Le tribunal demande à l'organisation juive pro-implantations Ateret Cohanim de verser 50 000 shekels de frais de justice au patriarcat grec-orthodoxe

L'hôtel Imperial à la porte de Jaffa, dont le bail a été vendu à l'organisation de droite Ateret Cohanim, ce dont le patriarcat grec-orthodoxe a fait appel. (Crédit : Shmuel Bar-Am)
L'hôtel Imperial à la porte de Jaffa, dont le bail a été vendu à l'organisation de droite Ateret Cohanim, ce dont le patriarcat grec-orthodoxe a fait appel. (Crédit : Shmuel Bar-Am)

Un conflit de longue date opposant une organisation juive pro-implantations et l’Église grecque-orthodoxe autour de droits de propriété sur trois immeubles de la Vieille Ville de Jérusalem est entré dans sa phase finale jeudi lorsqu’un tribunal de Jérusalem a statué que l’affaire devait être rouverte.

Ateret Cohanim, une organisation religieuse-sioniste qui s’efforce de peupler la Vieille Ville et d’autres quartiers de Jérusalem-Est de résidents juifs en achetant des biens immobiliers à des propriétaires non juifs, a acheté les baux de bâtiments disputés via des sociétés-écrans en 2004, déclenchant des années de bataille juridique entre les deux parties.

C’est en août dernier que l’Église a déposé plainte dans l’espoir de renverser la décision de la Cour suprême qui a confirmé la vente des baux.
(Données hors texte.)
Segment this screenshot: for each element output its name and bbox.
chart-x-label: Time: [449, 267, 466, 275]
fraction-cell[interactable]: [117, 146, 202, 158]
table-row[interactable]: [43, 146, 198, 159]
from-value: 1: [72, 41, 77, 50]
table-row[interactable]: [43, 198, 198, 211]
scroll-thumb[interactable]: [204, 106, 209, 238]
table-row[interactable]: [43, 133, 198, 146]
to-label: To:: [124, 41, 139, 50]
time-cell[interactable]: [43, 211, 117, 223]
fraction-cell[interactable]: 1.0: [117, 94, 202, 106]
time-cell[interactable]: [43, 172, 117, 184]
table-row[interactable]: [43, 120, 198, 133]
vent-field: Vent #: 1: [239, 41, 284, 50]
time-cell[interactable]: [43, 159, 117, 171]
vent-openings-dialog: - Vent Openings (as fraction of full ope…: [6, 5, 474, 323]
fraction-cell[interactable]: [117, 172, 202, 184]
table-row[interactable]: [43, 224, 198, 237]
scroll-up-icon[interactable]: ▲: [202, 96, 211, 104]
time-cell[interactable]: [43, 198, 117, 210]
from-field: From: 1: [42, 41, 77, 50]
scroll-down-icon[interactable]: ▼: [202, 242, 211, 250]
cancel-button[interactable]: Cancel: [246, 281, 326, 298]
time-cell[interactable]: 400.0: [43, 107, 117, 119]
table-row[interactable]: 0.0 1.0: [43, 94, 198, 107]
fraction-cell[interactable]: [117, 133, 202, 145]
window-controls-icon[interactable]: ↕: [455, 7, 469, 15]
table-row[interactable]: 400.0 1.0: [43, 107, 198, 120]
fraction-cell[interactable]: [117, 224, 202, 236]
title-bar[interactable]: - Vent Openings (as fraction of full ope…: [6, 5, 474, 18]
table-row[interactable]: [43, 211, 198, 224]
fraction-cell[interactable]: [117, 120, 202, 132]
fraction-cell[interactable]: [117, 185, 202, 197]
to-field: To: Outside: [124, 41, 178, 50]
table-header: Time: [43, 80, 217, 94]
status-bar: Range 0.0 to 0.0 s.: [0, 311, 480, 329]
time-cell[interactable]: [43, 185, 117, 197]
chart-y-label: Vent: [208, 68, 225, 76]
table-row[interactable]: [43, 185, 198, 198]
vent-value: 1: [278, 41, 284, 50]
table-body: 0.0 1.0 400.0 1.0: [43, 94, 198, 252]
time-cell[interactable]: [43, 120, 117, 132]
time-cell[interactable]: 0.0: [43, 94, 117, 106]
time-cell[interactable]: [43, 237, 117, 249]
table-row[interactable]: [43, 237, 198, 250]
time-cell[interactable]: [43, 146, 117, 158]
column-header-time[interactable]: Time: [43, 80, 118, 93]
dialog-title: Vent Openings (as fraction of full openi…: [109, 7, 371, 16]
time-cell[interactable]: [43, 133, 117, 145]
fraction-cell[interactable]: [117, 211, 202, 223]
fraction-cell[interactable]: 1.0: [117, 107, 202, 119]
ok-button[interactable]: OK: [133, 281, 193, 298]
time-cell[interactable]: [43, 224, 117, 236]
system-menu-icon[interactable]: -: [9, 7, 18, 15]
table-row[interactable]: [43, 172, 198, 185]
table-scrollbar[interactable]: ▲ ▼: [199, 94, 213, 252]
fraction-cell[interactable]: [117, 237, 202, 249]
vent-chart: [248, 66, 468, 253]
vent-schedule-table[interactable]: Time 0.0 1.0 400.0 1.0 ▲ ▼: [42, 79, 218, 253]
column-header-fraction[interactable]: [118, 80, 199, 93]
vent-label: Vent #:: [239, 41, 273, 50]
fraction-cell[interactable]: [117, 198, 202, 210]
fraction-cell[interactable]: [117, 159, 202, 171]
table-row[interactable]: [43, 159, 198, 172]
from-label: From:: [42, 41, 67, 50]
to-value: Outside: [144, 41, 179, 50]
Le patriarcat avait assuré disposer de « preuves évidentes » de corruption dans le contrat initialement signé pour deux hôtels dirigés par des Palestiniens situés entre la porte de Jaffa et le marché arabe, ainsi que pour un autre immeuble du quartier chrétien.

Les représentants des sociétés-écrans n’ayant pas répondu aux demandes du tribunal dans le délai imparti, la juge Tamar Bar-Asher a décidé que l’ensemble du dossier devait être rouvert et a ordonné à Ateret Cohanim de verser 50 000 shekels (environ 14 400 euros) à l’Église pour couvrir ses frais de justice.

L’hôtel Petra, dans la Vieille Ville de Jérusalem. (Crédit : Ranbar/CC BY SA/Wikimedia)

Les accords controversés, approuvés par la Cour suprême en juin dernier, avaient suscité la colère des Palestiniens et provoqué le renvoi du Patriarche Irineos I en 2005, lequel a toujours clamé son innocence.

Selon des documents du tribunal, trois sociétés-écrans – Berisford Investments Limited, Richards Marketing Corporation et la Gallow Global Limited – avaient signé des accords en 2004 avec l’Église concernant l’acquisition de trois baux de 99 ans : le premier pour l’hôtel Imperial, à hauteur d’un million d’euros ; le deuxième pour l’hôtel Petra, d’un montant de 450 000 euros, et le troisième conclu pour un immeuble situé également dans la Vieille Ville, la Maison Muzamiya, au prix de 50 000 euros.

Pour le cabinet d’avocats représentant les sociétés, la décision de la juge est le résultat d’un « agissement sournois du patriarcat », clamant que l’avocat le représentant était malade.

Dans son appel, l’Église avait fait savoir que « les nouvelles preuves obtenues par le patriarcat confirment qu’Ateret Cohanim et ses sociétés avaient produit de faux documents et entamé des démarches judiciaires reposant sur ces faux documents, bien qu’Ateret Cohanim sût qu’ils étaient faux. Cette preuve démontre que les accords suspects signés en 2004 ont impliqué le versement de pots-de-vin par Ateret Cohanim, qu’elle a versés à l’ancien membre du Patriarcat, Nicholas Papadimas ».